1 わたしは言った、「舌をもって罪を犯さないために、
わたしの道を慎み、
悪しき者のわたしの前にある間は
わたしの口にくつわをかけよう」と。
2 わたしは黙して物言わず、むなしく沈黙を守った。
しかし、わたしの悩みはさらにひどくなり、
3 わたしの心はわたしのうちに熱し、
思いつづけるほどに火が燃えたので、
わたしは舌をもって語った。
4 「主よ、わが終りと、
わが日の数のどれほどであるかをわたしに知らせ、
わが命のいかにはかないかを知らせてください。
5 見よ、あなたはわたしの日をつかのまとされました。
わたしの一生はあなたの前では無にひとしいのです。
まことに、すべての人はその盛んな時でも
息にすぎません。

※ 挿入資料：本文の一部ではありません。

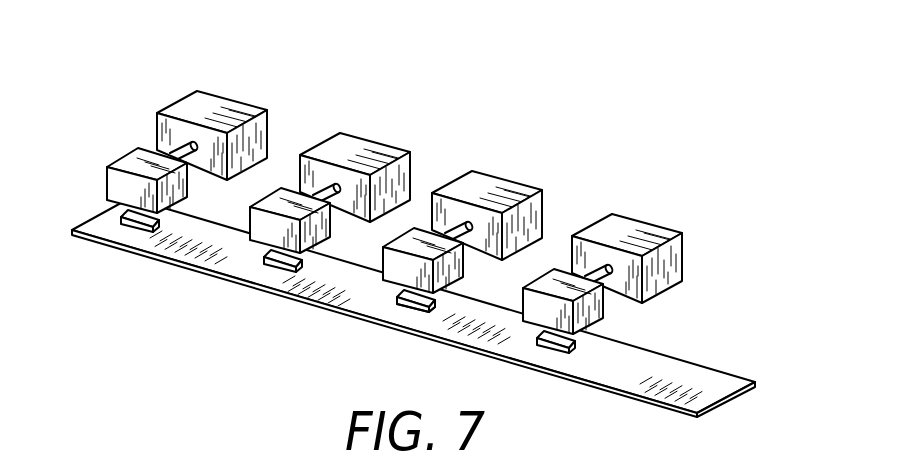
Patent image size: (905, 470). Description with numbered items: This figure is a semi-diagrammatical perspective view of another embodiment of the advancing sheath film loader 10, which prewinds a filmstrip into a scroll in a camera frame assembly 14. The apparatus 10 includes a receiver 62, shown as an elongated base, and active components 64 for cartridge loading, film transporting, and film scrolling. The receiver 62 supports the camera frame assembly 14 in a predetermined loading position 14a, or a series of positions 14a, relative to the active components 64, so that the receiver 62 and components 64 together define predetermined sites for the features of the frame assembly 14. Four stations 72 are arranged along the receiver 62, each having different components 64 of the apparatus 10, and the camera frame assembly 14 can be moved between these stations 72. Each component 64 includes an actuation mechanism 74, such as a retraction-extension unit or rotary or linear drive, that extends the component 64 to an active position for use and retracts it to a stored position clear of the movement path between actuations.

The advancing sheath film loader 10 is at (572, 95).
The receiver 62 is at (710, 368).
The stations 72 is at (224, 89).
The actuation mechanism 74 is at (268, 124).
The active components 64 is at (127, 157).
The camera frame assembly 14 is at (407, 312).
The loading position 14a is at (431, 321).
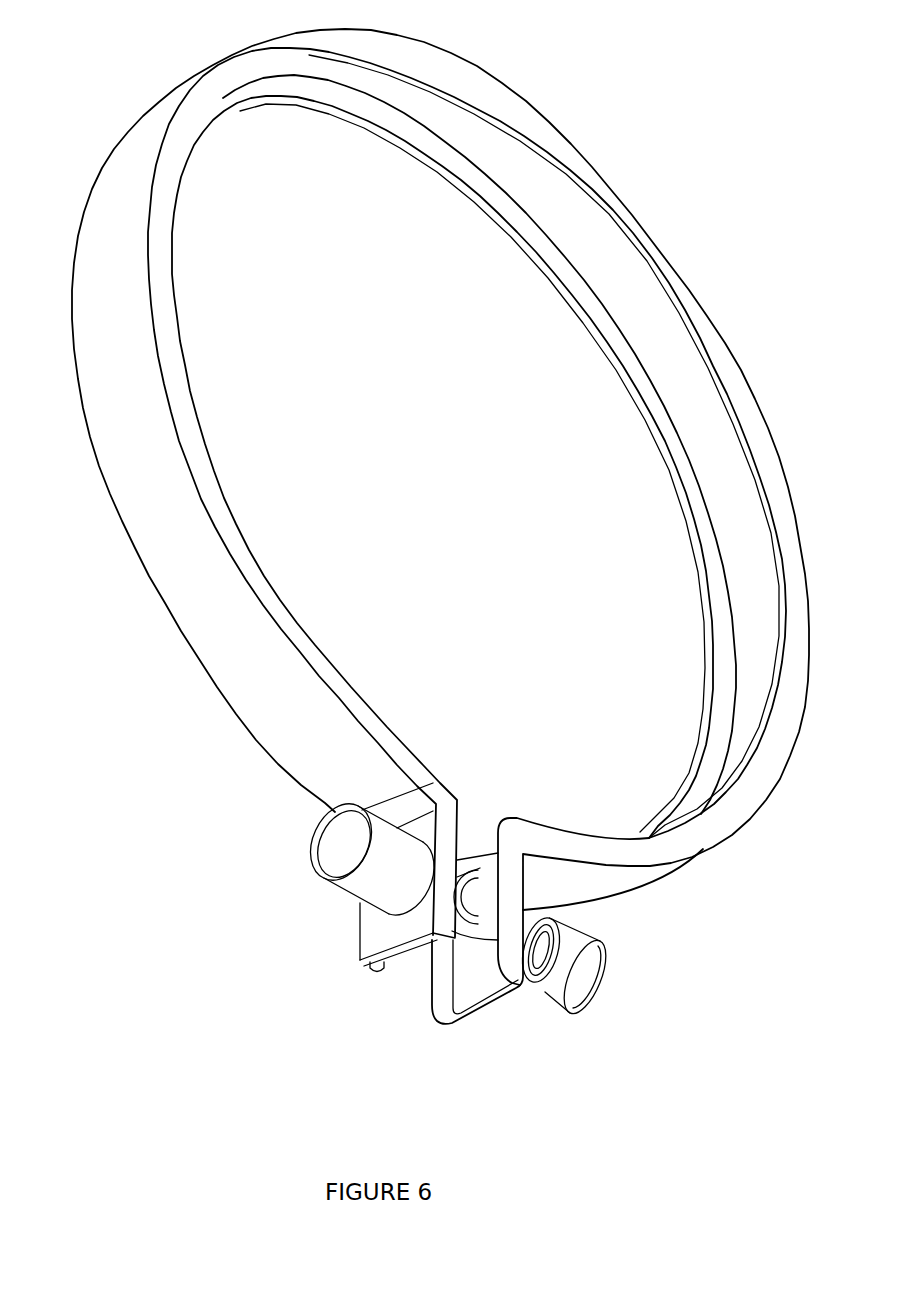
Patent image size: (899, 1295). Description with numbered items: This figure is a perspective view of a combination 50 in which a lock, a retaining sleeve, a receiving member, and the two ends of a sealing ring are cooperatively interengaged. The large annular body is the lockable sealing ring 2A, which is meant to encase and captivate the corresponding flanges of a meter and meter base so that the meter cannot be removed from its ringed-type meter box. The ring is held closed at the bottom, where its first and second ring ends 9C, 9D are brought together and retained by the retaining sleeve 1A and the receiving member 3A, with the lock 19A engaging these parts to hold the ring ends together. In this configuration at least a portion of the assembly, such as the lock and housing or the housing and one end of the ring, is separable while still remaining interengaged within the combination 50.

The combination 50 is at (742, 156).
The clamp band 2A is at (557, 148).
The band end / fastener 1A is at (480, 900).
The bolt 3A is at (333, 855).
The bracket plate 9D is at (377, 947).
The bracket channel 9C is at (470, 997).
The nut 19A is at (582, 1020).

〔セラ
6 まことに人は影のように、さまよいます。
まことに彼らはむなしい事のために
騒ぎまわるのです。
彼は積みたくわえるけれども、
だれがそれを収めるかを知りません。
7 主よ、今わたしは何を待ち望みましょう。
わたしの望みはあなたにあります。
8 わたしをすべてのとがから助け出し、
愚かな者にわたしをあざけらせないでください。
9 わたしは黙して口を開きません。
あなたがそれをなされたからです。
10 あなたが下された災を
わたしから取り去ってください。
わたしはあなたのみ手に打ち懲らされることにより
滅びるばかりです。
11 あなたは罪を責めて人を懲らされるとき、
その慕い喜ぶものを、しみが食うように、
消し滅ぼされるのです。
まことにすべての人は息にすぎません。〔セラ
12 主よ、わたしの祈を聞き、
わたしの叫びに耳を傾け、
わたしの涙を見て、もださないでください。
わたしはあなたに身を寄せる旅びと、
わがすべての先祖たちのように寄留者です。
13 わたしが去って、うせない前に、
み顔をそむけて、わたしを喜ばせてください」。